The Rabbit vs Tortoise syndrome
On New Year’s Day inspiration struck me after a coffee with a friend. I then spent the next 6 hours creating new seminar outlines, designing courses and started to promote them. Elated and happy? I actually felt anxious and exhausted.
I know myself pretty well. I can create things of very high quality very quickly but I have come to rely on stress to get me through. In short, I sprint at 160bpm. I can do this for short bursts - sprints - but then I have to slow down for a while. I can't sprint a marathon!
As I get older though - and more self-accepting - my tolerance level for this level of stress diminishes. It simply isn’t an option anymore. It is almost as if I have only got so many beats in my lifetime and my inner self would far rather that I savoured those beats and operated at my natural tempo.
Chronos vs Kairos
The ancient Greeks had two concepts of time, Chronos and Kairos. Chronos is what you might call "hard time". It is the time that we manage with diaries, to-do lists and agendas. Chronos requires speed so that time won't be wasted. Chronos is all about doing.
The kind of time we savour is what the ancient Greeks called "Kairos" or "soft time". Soft time gives us access to our innate wisdom and creativity. Life isn’t an effort, it flows. It is more like play and it is the place where we stop and smell the roses. Kairos is all about being.
Kairos is different for all of us...it is about listening to your inner rhythm and tempo. Kairos for you might be fast and pacy or slow and steady...it depends on what your authentic tempo and rhythm are.
We all have a higher tempo where our fire is, where passion, enthusiasm, and joy all merge and we live our peak experiences there. If your inner rhythm is pretty fast, you are going to love living in this place. Slowing down is always going to be an effort for you and could be every bit as stressful as a slow person speeding up.
If your inner tempo is relatively slow, you will love the passion and enthusiasm for a time, but sooner or later it will tip over into stress and disruption.
When are you at your best?
The key thing is to honour your authentic tempo and to balance the pace you work out with periods of slowing down...or speeding up!
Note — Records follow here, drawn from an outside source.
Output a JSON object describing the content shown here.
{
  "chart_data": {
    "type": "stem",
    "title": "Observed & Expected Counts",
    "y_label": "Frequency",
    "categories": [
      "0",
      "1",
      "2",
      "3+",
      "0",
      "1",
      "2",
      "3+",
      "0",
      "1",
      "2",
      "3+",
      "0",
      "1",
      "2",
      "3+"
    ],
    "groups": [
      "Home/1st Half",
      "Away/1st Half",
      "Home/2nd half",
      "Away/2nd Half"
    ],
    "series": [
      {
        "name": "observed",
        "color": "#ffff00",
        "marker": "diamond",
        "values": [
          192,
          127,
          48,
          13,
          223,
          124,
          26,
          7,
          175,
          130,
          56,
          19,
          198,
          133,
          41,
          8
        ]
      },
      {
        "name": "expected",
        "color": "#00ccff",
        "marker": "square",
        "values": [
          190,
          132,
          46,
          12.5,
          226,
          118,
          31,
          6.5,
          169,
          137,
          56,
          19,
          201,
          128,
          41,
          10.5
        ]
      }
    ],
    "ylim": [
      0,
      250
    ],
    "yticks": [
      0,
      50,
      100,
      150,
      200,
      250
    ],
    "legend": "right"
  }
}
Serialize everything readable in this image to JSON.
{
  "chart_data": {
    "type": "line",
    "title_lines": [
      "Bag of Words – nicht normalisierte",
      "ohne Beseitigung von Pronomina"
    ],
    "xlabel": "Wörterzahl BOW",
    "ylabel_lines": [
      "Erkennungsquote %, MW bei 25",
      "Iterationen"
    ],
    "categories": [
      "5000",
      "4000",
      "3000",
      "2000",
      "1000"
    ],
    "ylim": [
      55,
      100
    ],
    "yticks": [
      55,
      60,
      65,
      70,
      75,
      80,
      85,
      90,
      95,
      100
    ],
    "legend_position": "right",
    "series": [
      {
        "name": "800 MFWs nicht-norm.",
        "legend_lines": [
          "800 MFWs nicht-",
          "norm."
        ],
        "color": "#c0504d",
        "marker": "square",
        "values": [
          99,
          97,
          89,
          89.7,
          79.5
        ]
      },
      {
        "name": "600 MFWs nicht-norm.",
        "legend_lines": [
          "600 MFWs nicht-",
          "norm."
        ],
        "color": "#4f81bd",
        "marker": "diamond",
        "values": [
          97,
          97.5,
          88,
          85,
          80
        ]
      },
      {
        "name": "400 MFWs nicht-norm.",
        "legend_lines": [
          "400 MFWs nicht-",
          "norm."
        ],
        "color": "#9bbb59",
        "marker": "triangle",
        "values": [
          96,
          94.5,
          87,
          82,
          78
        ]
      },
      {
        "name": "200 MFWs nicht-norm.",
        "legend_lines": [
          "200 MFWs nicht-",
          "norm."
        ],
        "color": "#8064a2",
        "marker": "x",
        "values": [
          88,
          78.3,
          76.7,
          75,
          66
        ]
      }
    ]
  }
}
For me, that tempo is a lot slower than I might have thought. A friend recently said to me that my hallmarks are “calmness, acceptance and warmth”, all of which are expressed somewhere close to 64bpm.
When I coach, the time when I am most insightful and powerful is when I am centred, grounded...and quite deliberate. I can still blaze with fire...and that is at it’s most powerful when my delivery is slow. When I am truly in my zone I am a person of relatively few words. Hard to believe, but true.
What does Kairos look like for you? You might not think you have experienced it but chances are that you have. Think about the times where you have lost track of time...you were either in the flow doing something or just enjoying being. Either way, cultivating Kairos...your authentic rhythm...is a key to developing flow states and peak performance.
So what does this mean for you?
As my friend Nick Williams says, personal growth is more about self-acceptance than self-improvement. So, a huge part of your productivity and impact has less to do with becoming a time-management ninja and more to do with accepting your own inner tempo.
In your efforts to get everything done, you end up feeling like nothing gets done. Find YOUR pace and work at that. "Slow and steady wins the race" and all that. You might want to run, but run in the way that works for you. Slow and consistent or fast and in bursts.
Today focus on a seemingly small action that equals a high impact. Take comfort in going at your own pace today, knowing that your consistent steps all add up to something huge.
You might just enjoy your time as well.